Open Borders Now
The deeper we get into this immigration debacle, the more I think we should simply have open borders. I don’t mean open citizenship, but I see no reason why most people who want to work and live here shouldn’t be allowed to do so. It’s a big country with a declining population which would benefit from a helluva lot more folks restoring it from its current shithole status.
Why not make it easy for people from around the world to get on their phones, apply for a work permit or visa, upload their info, get vetted, and get their butts to America? Guest workers would be given an American ID, afforded the same legal protections as citizens, permitted to receive state-issued driver’s licenses, but would receive limited social services. From there, we ought to have a simple way to gain residency and, if they want, eventual citizenship.
Am I an idiot?
What’s the actual problem with that?
Ok, I anticipate one problem: the entire reason both parties turned a blind eye to illegal immigration for decades is because Americans like cheap food and services. Overhauling our immigration system so that people could more easily work here threatens to both raise prices for certain goods and/or depress domestic worker wages. How to fix that? Minimum wage protections, which are already supposed to be in place, but which are regularly skirted by employers, with some estimating that undocumented immigrants earn up to 40% less than their domestic counterparts.
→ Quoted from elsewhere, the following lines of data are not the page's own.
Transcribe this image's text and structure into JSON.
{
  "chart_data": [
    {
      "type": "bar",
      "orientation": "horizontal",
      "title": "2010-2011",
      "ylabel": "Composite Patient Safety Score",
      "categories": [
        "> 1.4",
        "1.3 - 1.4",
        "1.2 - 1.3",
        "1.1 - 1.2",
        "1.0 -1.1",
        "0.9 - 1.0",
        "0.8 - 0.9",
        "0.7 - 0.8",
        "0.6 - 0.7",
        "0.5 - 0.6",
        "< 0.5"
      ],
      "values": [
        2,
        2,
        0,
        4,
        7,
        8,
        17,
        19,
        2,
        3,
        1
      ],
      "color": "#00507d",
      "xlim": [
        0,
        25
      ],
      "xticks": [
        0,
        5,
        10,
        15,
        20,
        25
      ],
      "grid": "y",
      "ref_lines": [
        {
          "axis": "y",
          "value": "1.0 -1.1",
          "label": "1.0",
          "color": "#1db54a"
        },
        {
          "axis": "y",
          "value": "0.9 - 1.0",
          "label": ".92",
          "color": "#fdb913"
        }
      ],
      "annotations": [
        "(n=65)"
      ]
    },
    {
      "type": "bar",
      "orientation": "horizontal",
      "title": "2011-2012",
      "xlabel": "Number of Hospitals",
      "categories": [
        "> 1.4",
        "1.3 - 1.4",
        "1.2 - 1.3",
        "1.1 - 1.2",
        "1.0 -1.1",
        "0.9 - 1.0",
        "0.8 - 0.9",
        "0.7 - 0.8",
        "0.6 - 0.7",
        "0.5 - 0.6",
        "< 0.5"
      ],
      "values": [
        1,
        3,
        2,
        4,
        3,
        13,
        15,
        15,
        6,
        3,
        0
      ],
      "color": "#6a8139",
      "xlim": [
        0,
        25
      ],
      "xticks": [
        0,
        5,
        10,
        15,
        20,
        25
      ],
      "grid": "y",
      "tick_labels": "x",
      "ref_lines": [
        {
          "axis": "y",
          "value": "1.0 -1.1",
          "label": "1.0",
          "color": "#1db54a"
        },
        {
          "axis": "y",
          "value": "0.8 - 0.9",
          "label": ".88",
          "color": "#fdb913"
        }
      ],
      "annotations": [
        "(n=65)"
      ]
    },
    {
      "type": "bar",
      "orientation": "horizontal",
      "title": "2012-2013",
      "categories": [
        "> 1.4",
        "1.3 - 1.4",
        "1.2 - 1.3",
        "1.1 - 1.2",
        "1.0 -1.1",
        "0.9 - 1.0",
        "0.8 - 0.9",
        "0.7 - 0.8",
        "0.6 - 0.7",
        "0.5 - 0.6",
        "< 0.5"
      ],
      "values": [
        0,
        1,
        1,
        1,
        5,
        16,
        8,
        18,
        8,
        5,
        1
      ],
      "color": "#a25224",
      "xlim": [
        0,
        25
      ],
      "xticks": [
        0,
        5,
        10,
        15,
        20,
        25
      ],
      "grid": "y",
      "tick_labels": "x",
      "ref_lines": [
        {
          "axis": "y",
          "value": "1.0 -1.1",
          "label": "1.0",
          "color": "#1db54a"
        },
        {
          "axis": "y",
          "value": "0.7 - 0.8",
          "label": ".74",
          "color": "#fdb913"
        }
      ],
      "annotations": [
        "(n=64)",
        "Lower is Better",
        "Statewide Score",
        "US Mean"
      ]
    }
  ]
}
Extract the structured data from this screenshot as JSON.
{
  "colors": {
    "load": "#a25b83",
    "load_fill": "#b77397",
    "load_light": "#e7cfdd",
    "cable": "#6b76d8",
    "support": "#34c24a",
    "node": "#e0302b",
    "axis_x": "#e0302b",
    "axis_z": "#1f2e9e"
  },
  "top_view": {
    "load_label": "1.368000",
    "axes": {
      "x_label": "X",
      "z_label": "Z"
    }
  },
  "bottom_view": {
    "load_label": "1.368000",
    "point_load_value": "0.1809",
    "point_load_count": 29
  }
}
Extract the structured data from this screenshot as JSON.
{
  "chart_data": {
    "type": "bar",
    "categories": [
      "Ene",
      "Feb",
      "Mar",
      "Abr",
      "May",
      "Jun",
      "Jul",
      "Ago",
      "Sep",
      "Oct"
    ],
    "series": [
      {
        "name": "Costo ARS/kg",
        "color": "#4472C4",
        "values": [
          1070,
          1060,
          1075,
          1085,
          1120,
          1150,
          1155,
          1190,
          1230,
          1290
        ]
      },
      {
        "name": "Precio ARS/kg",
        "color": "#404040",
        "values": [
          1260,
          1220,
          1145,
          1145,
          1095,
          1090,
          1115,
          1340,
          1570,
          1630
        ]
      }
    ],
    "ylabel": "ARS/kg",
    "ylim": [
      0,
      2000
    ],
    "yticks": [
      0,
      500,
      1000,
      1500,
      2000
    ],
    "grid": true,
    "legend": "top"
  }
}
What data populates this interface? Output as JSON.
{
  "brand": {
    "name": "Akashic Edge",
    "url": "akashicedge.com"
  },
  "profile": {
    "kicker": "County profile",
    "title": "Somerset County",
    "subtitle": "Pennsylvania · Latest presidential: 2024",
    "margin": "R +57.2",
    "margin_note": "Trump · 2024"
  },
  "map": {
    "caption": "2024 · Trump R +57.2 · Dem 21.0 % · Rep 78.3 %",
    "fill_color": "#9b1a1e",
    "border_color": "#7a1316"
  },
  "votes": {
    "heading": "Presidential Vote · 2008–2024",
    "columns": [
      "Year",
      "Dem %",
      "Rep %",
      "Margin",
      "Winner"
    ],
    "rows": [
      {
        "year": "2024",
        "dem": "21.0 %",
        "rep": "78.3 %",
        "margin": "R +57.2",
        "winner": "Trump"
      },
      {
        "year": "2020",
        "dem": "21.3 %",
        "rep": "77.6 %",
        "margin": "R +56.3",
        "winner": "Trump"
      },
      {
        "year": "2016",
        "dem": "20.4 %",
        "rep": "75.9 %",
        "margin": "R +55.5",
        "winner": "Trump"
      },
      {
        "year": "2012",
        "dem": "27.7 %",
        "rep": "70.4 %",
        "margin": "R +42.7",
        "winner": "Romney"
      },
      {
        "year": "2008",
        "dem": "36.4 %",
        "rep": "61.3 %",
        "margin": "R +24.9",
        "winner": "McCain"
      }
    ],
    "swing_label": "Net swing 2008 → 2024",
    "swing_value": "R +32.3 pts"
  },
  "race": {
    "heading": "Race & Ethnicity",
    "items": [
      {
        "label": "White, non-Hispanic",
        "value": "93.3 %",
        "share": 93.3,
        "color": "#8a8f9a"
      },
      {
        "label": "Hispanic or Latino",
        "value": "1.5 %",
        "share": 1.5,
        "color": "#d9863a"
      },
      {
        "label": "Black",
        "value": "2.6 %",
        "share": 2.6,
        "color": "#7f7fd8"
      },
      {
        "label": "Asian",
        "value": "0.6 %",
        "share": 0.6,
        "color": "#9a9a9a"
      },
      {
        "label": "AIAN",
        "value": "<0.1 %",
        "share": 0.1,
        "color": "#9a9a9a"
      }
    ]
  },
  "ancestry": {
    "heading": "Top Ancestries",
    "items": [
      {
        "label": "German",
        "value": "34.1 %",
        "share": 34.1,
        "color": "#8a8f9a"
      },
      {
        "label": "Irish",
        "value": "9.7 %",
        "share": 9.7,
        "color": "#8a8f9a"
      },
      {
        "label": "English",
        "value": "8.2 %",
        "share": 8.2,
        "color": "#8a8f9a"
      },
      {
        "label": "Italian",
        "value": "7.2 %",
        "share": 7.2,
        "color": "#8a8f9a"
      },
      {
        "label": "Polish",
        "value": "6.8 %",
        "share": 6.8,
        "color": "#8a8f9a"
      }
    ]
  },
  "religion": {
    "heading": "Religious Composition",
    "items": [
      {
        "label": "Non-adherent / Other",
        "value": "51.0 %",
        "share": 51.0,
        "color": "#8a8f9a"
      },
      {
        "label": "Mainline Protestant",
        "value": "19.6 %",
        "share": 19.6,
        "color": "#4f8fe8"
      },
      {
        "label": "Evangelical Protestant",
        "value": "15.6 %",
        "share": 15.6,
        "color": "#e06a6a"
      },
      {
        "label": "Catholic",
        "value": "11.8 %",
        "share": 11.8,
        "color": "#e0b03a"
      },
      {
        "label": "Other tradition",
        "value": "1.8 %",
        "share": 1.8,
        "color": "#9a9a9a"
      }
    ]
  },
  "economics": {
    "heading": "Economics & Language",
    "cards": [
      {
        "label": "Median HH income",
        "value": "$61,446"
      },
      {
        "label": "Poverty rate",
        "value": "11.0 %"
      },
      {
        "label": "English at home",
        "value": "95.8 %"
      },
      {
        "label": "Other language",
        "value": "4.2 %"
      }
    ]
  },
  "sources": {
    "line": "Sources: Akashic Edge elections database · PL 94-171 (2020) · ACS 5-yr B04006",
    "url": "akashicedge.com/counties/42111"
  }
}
Instead of terrorizing people, a good job for ICE would be to enforce such worker protection laws. Admittedly, that would mean fewer opportunities to deploy chemical munitions, but the happy trade-off is less whistle-related hearing loss.
Open border opponents argue that such an arrangement would lead to greater national security risks, strains on social services, and a loss of national culture. None of those arguments hold much water with me.
Why would our national security risk be any greater than it is now? We would still control our borders. People would still be required to pass through immigration, present their IDs, get vetted, etc. etc. The only difference is we would actually know more about the people in our borders.
If anything, making it easier to cross legally would disrupt the human trafficking cartels, which would, presumably, make it harder for those with bad intentions to make it to the American interior. Plus, loosening border restrictions would redirect immigration enforcement from scrutinizing every strawberry picker and home health care aide so they can focus on people who would actually do us harm.
(A possible downstream effect: if people around the world see us treating their citizens well, they will have far less reason to hate us.)
As far as social services go, it seems to me that growing the tax base without the concomitant outlays for most social services that such tax dollars provide would improve social services, particularly if guest workers are required to procure some form of health insurance to be eligible for their visas.
There are also concerns about the already-tight housing market, concerns which I understand, but the actual evidence I’ve read suggests that immigration is a mixed bag for housing. On one hand, increased immigration does modestly raise rents and housing prices, but immigrants also tend to be the ones actually working in the construction trades. Additionally, as we saw in Springfield, OH, immigrants often move into depressed areas, turning those areas from blighted neighborhoods to burgeoning communities.
The “national culture” argument, to me, is the weakest and funniest. We frequently hear this nonsense from anti-immigrant activists, to which I ask: “What parts of American culture are you looking to preserve?”
Cheez Whiz?
Because the best parts of American culture were almost all made by immigrants or the children of immigrants. Our greatest export, American pop culture, is a creation of immigrants. A cinema industry created by foreigners like the Polish immigrant Samuel Goldwyn who partnered with the Ukrainian immigrant Louis B. Mayer. Charles Laemmle (Germany), Adolph Zucker (Hungary), the Warner brothers (Poland). A television industry pioneered by people like Willam Paley (son of Ukrainian immigrants), David Sarnoff (Belarus). We can throw Rupert Murdoch (Australia) in there, too. American music, especially rock-n-roll and hip-hop, is a mélange of global influences, especially African but also Irish, German, Scotch, and Mexican.
American food is the same. American business, the same. Preserving American culture means welcoming people from everywhere because American culture IS immigrant culture.
But when I think of “American culture,” what I think of first is the poem on the base of the Statue of Liberty, herself a French immigrant placed in New York Harbor to celebrate the American centennial, commemorate the end of slavery, and to inspire democracy in France. The poem, written by Emma Lazarus, a fifth-generation American whose family originally arrived in 1654 after fleeing the Inquisition in Brazil.
That poem, with its invocation of the world’s tired and poor, her wretched refuse and huddled masses yearning to be free, speaks to my American culture more than anything else. It is that culture they’re fighting to preserve in Minneapolis and Los Angeles and Chicago and Memphis and Maine. Opening our borders would preserve that.
Open borders make sense economically. They make sense ethically. They make sense from a policy perspective because they would redirect so many resources wasted on preserving an unsustainable system. Frankly, I don’t see the downside. Unless you’re afraid of people from other places. Because you’re stupid.



You are making too much sense, but you are right on the money. We spend our time, money and efforts chasing old ideas. Racism is an old idea. Time to do something else. We have all suffered enough.
As I have been told by my Native siblings from another parent, "NO one is illegal on stolen land."